Marco Buschmann, FDP, ließ sich aus terminlichen Gründen entschuldigen. Die anderen  blieben eine Antwort schuldig und zeigten kein Interesse an einer Diskussion mit der Bevölkerung auf der Straße.

Viel lebendiger und tiefgehender als in vielen TV-Schattengefechten entfaltete sich auf der Bahnhofstraße mit rund 80 ständigen Teilnehmern und vielen interessierten Passanten eine angeregte Debatte. Eingangs hatten Ingrid Remmers und Stefan Engel ihre Position zu Hartz IV, zur Sozial- und Umweltpolitik dargelegt. Die Antworten auf die vielen Fragen aus dem Publikum gaben gute Einblicke in die Schnittmengen und Kontroversen: besonders heiß diskutiert wurde die Frage einer - für viele Anwesenden notwendigen - radikalen gesellschaftlichen Veränderung, ob sie auf dem Weg von Reformen erreicht werden kann, und wie die Kandidaten und wie die Parteien sich zur Frage einer Revolution stellen. Ingrid Remmers stellt klar: „Wenn diese Gesellschaft eine Umwälzung – wie wir sie auch gerne hätten – nicht will, dann muss ich trotzdem die Interessen der Menschen, die sich nicht wehren können, erst mal vertreten.“ Ihr Streben nach  einer „rot-rot-grünen Koalition“ sah sie in diesem Zusammenhang als Ausloten der Möglichkeiten einer “Linksausrichtung“ auf Bundesebene.“ Stefan Engel sah das als Illusion in Steinbrück, der zwar von „Steuergerechtigkeit“ spricht, aber selbst mit Merkel die Unternehmersteuern senkte und die Mehrwertsteuer um 3% anhob. Und dass diejenigen, die hierzulande die Werte schaffen,  mehr verdient haben als Mindestlohn, Mindestrente, Mindestsicherung. “Das kann man aber nur durchsetzen, wenn man das ganze System umwälzt. Dafür steht der Begriff revolutionär und echter Sozialismus.”
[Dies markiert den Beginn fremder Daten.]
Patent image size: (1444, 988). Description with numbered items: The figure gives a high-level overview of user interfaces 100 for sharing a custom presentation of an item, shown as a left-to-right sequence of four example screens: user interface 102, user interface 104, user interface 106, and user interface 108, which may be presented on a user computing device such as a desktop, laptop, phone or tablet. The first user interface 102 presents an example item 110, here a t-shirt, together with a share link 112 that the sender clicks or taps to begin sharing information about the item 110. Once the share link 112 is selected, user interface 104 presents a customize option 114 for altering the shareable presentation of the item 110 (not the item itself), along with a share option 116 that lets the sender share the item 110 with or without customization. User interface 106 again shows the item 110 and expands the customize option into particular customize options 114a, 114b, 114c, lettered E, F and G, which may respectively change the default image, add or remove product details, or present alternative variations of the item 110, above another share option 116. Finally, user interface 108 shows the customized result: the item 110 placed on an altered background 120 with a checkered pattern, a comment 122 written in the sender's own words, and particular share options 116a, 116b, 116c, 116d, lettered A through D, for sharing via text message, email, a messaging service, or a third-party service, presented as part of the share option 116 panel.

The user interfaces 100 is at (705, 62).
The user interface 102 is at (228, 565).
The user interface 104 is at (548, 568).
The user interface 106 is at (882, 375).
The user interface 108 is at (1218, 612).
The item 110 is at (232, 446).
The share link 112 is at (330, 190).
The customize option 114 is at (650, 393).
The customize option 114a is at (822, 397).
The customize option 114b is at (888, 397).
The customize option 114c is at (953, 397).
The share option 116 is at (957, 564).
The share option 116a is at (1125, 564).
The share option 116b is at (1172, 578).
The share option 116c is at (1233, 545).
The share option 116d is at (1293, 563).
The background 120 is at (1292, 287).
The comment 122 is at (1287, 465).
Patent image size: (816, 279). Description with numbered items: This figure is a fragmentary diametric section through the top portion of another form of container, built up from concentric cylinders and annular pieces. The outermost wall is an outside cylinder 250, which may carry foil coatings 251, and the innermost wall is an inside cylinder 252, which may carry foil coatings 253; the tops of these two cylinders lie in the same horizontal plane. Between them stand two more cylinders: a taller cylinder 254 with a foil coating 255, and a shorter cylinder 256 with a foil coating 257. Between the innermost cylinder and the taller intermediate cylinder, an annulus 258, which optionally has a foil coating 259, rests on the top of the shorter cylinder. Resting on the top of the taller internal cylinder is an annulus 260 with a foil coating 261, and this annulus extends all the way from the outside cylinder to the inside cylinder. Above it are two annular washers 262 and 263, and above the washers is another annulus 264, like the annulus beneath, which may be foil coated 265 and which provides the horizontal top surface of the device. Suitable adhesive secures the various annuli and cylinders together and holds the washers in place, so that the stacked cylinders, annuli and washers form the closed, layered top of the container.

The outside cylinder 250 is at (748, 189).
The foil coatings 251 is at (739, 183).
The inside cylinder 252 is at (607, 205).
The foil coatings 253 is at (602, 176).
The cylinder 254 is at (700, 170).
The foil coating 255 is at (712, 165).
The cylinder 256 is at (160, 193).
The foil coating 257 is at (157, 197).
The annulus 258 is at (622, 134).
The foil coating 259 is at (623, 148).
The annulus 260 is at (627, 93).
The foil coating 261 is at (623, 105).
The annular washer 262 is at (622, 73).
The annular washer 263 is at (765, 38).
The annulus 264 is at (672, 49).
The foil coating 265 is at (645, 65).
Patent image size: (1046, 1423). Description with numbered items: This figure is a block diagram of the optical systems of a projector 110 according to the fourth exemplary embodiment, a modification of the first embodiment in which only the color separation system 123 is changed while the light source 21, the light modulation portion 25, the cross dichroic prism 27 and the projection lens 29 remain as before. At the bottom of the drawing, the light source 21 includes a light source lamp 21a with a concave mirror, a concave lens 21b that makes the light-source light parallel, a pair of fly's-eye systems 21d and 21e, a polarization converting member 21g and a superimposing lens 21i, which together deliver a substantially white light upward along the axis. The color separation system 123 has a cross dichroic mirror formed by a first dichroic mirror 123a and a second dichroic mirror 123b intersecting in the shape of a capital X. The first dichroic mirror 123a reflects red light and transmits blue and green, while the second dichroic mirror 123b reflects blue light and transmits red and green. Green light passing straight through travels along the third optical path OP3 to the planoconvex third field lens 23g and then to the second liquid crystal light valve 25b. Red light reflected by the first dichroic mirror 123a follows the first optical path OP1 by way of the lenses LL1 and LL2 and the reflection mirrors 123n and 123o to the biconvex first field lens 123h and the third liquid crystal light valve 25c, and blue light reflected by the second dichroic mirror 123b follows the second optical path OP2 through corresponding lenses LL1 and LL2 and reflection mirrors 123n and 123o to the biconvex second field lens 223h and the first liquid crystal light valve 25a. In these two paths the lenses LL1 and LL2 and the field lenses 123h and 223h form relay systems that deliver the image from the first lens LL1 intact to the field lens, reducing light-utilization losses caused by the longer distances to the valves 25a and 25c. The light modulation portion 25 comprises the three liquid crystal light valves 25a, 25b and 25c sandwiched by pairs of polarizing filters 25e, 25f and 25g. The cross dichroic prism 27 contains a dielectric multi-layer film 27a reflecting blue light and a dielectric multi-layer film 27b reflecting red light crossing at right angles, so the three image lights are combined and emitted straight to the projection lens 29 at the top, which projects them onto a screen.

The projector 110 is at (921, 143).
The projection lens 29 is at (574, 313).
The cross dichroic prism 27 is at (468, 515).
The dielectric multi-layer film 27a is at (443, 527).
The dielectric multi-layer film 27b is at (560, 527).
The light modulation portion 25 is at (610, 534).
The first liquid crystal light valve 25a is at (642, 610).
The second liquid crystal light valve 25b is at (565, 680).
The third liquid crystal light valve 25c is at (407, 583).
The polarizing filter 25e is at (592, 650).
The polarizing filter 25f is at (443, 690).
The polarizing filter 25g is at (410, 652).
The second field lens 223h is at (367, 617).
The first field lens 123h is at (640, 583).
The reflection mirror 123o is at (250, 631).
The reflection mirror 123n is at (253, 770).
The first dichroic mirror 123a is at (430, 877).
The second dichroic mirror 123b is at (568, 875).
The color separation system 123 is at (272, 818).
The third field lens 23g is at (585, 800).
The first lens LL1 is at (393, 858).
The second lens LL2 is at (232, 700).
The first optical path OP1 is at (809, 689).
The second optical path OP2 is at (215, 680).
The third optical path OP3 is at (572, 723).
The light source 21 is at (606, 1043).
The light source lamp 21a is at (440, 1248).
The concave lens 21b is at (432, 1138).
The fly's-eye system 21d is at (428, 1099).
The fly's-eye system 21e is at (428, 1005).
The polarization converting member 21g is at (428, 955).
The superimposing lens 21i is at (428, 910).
Übereinstimmung zeigte sich in der Ablehnung von Hartz IV. in Fragen zur Frauenpolitik, in der antifaschistischen Arbeit und in der Haltung gegen den drohenden Angriff auf Syrien. Dazu wurde abgesprochen, sich am selben Tag in Gelsenkirchen gemeinsam zu einer Kundgebungen um 18 Uhr auf dem Preuteplatz aufzurufen wird, montags zur üblichen Zeit der Montagsdemo um 17.30 Uhr.

Ebenso bekräftigten die Teilnehmer ihre feste Solidarität mit dem Kampf der Opelaner um ihre Arbeitsplätze.

Am Montag, 16. September 2013, findet ab 17.30 Uhr nächste Gelsenkirchener Montagsdemonstration am Platz der Montagsdemo – ehemals Preuteplatz statt.